Александр Александрович расположился за столом с прогнувшейся полированной крышкой. Кроме него на допросе присутствовал капитан Конышев – лет тридцати двух следователь. В его распоряжении был такой же стол, на котором от нечего делать хорошо было катать ручку или пускать игрушечного бычка.
– У тебя проблема, – заявил Павлов. – Мы не можем установить личность убитой женщины. – Он начал загибать пальцы. – При ней не обнаружено документов – это раз. Мы не нашли мобильного телефона – это два. Ее отпечатки пальцев в базе данных отсутствуют.
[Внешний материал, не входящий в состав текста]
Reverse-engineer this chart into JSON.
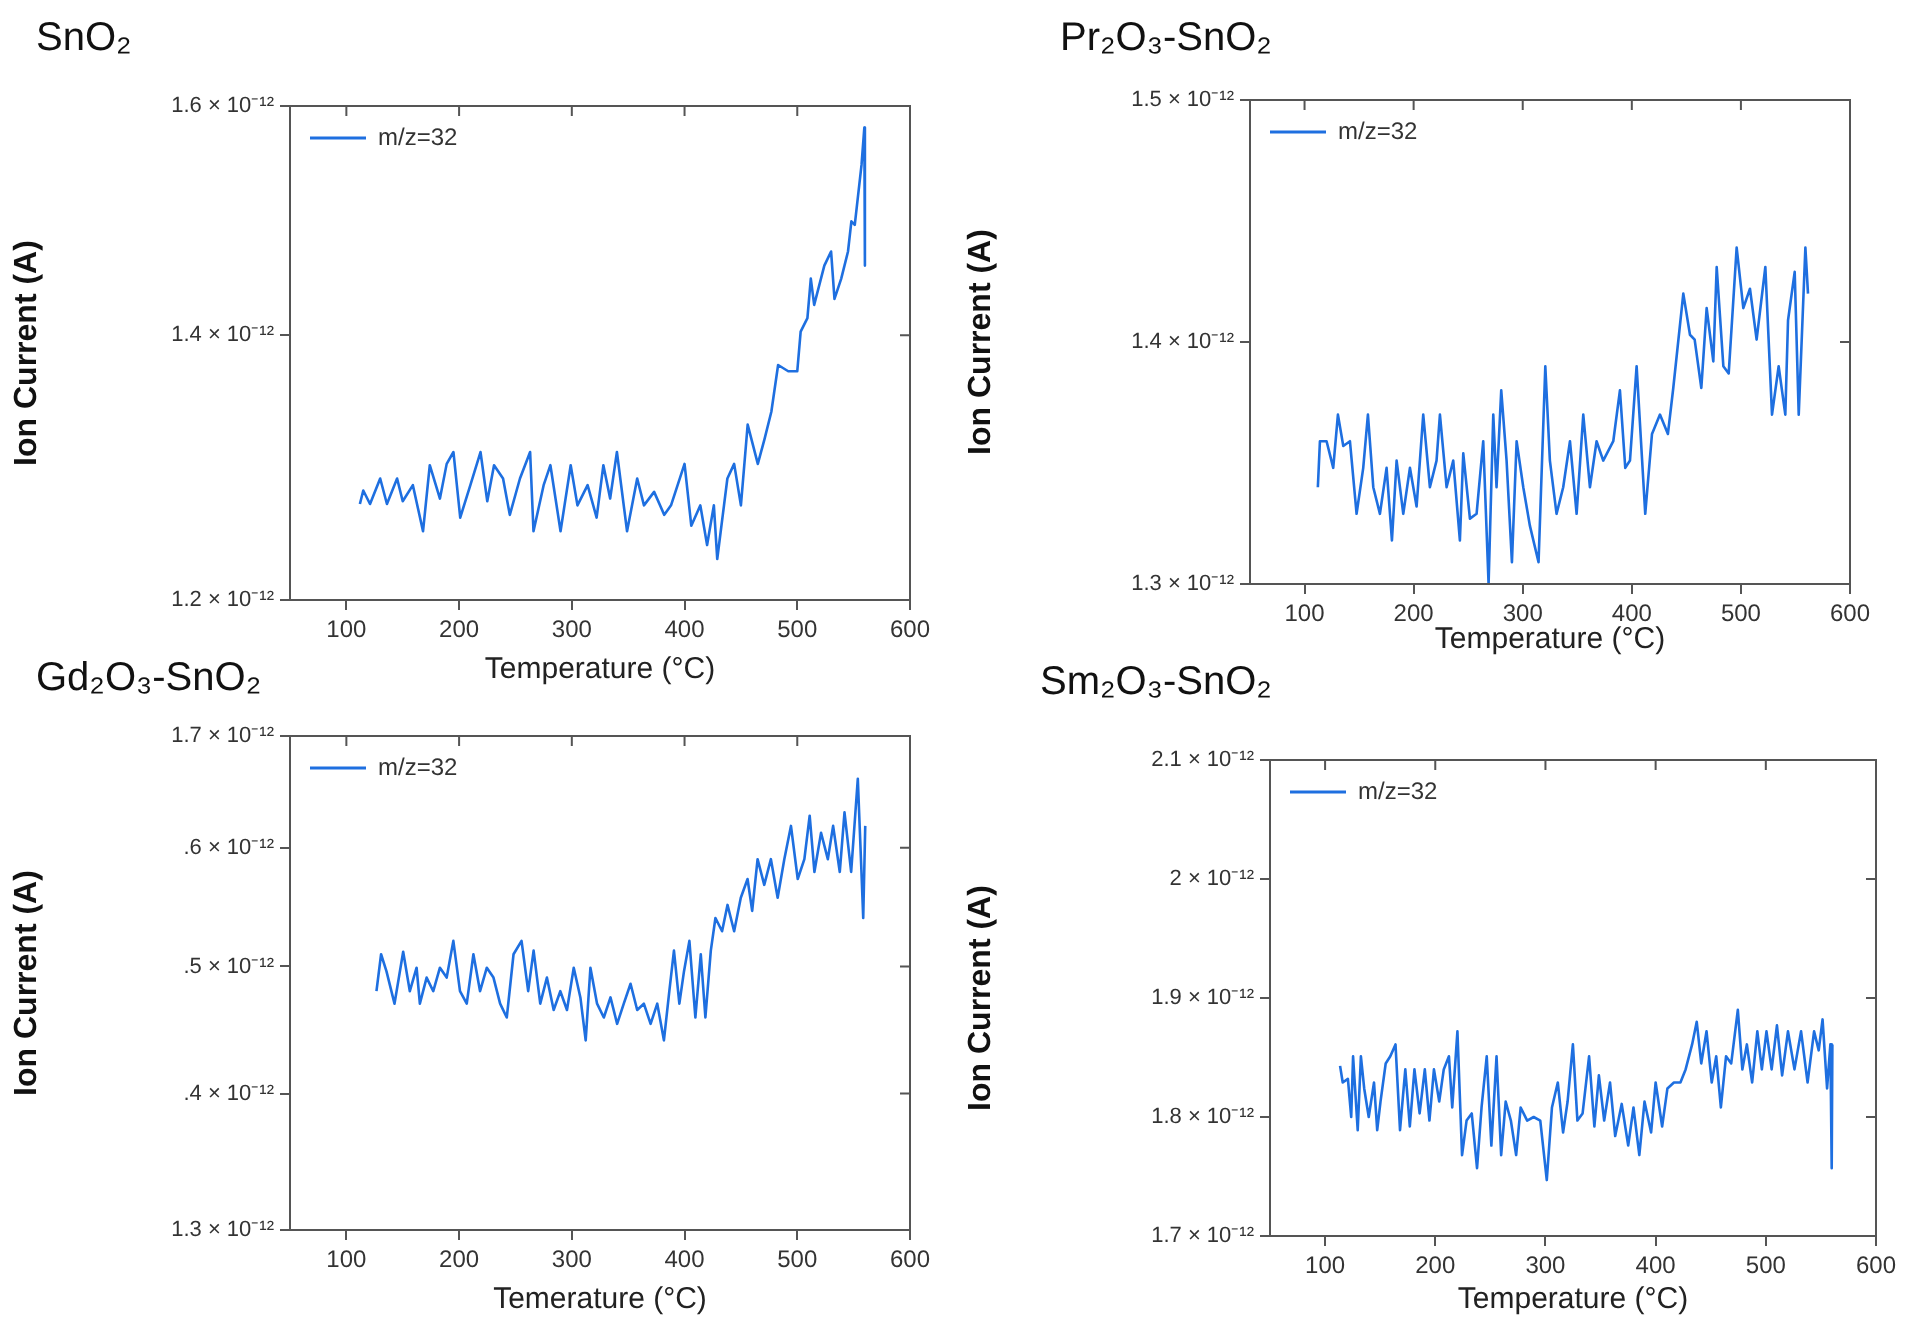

Я не удержался от развернутого, как и сам вопрос-претензия, ответа. Это даже несмотря на то, что меня могли упрятать в СИЗО до окончания следствия.
– Я могу объяснить, почему при ней не было мобильника, но не смогу ответить, почему она пошла в ресторан без паспорта и карточки пенсионного страхования. Ерунда полная, правда? Она мне сказала: «С телефоном – это не отдых, а выгул на цепи». Вы не нашли отпечатков пальцев в базе данных. Это значит, женщина нигде не наследила, и это плюс ей. Вы плохо искали – это минус вам.
– Плюс на минус дает ноль?
– У меня всегда было плохо с математикой. – В подсчете я загнул один палец, потом второй и добавил: – Я этого не говорил.
– Ты много чего наговорил.
– Можно вопрос?
– Спрашивай.
– Вы разослали ее ориентировку в СМИ?
– Вообще-то это не твое дело.
– Как это – не мое дело?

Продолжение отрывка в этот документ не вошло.